An Open-Source ML-Based Full-Stack Optimization Framework for Machine Learning Accelerators

TL;DR

This paper introduces an open-source, ML-based full-stack optimization framework that accurately predicts hardware and system performance metrics for ML accelerators, enabling automated design space exploration.

Contribution

It presents a unified, learning-based prediction framework combining backend PPA analysis with frontend simulation, and includes an automated DSE technique for ML accelerator design.

Findings

Predicts backend PPA and system metrics with less than 7% error

Works across different processes and accelerator platforms

Enables automated optimization of hardware and system parameters

Abstract

Parameterizable machine learning (ML) accelerators are the product of recent breakthroughs in ML. To fully enable their design space exploration (DSE), we propose a physical-design-driven, learning-based prediction framework for hardware-accelerated deep neural network (DNN) and non-DNN ML algorithms.
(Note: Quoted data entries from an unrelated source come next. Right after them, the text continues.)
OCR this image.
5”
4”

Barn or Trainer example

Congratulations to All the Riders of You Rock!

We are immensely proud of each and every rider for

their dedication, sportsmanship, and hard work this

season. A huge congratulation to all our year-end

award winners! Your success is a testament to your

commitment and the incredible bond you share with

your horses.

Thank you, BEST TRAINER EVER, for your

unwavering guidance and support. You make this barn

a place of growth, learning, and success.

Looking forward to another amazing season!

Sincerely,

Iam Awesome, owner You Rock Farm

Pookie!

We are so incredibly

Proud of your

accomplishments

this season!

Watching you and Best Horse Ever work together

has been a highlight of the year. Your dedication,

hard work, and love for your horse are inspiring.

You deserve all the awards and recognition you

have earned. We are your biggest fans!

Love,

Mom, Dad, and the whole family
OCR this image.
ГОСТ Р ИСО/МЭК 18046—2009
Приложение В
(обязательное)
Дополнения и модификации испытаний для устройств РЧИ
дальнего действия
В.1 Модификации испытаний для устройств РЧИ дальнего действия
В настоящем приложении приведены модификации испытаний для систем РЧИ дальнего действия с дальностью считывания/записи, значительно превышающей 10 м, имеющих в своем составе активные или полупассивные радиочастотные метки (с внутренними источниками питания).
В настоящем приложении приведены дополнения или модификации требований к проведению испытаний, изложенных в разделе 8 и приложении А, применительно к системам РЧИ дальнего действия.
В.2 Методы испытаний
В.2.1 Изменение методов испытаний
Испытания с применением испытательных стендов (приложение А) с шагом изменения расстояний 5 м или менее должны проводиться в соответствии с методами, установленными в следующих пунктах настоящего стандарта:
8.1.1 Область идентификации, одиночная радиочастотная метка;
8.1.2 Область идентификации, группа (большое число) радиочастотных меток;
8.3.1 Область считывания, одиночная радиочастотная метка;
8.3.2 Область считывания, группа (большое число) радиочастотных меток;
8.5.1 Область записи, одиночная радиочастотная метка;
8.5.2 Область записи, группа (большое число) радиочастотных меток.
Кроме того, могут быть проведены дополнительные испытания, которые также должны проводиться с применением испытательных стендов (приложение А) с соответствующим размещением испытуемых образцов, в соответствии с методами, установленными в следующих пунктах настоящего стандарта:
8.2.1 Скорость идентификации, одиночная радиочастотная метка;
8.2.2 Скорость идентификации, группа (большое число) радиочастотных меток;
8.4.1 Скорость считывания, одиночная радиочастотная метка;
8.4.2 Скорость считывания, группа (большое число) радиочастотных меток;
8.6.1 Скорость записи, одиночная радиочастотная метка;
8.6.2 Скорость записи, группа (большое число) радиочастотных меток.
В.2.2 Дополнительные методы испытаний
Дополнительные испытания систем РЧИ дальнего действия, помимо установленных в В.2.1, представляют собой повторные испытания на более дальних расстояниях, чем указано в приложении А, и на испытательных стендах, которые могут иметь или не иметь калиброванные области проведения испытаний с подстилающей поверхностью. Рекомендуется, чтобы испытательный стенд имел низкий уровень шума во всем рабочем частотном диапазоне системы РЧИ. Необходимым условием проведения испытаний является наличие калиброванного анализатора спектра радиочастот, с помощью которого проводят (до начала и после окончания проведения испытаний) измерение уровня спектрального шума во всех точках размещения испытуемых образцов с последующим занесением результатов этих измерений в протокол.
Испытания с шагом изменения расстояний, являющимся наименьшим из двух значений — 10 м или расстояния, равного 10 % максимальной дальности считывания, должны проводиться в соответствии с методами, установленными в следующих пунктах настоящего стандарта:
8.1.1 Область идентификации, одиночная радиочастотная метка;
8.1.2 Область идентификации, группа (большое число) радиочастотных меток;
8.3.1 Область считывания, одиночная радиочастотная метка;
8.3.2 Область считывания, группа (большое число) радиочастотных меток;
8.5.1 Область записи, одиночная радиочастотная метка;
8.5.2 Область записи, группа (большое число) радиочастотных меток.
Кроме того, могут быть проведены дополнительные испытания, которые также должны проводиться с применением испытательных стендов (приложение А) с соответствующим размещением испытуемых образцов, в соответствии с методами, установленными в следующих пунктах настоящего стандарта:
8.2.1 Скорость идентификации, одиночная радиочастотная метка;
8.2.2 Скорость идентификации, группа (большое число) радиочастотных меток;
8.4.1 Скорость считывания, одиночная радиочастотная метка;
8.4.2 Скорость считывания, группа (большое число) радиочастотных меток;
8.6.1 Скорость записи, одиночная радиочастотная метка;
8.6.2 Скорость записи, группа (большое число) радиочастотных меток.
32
It adopts a unified approach that combines backend power, performance, and area (PPA) analysis with frontend performance simulation, thereby achieving a realistic estimation of both backend PPA and system metrics such as runtime and energy. In addition, our framework includes a fully automated DSE technique, which optimizes backend and system metrics through an automated search of architectural and backend parameters. Experimental studies show that our approach consistently predicts backend PPA and system metrics with an average 7% or less prediction error for the ASIC implementation of two deep learning accelerator platforms, VTA and VeriGOOD-ML, in both a commercial 12 nm process and a research-oriented 45 nm process.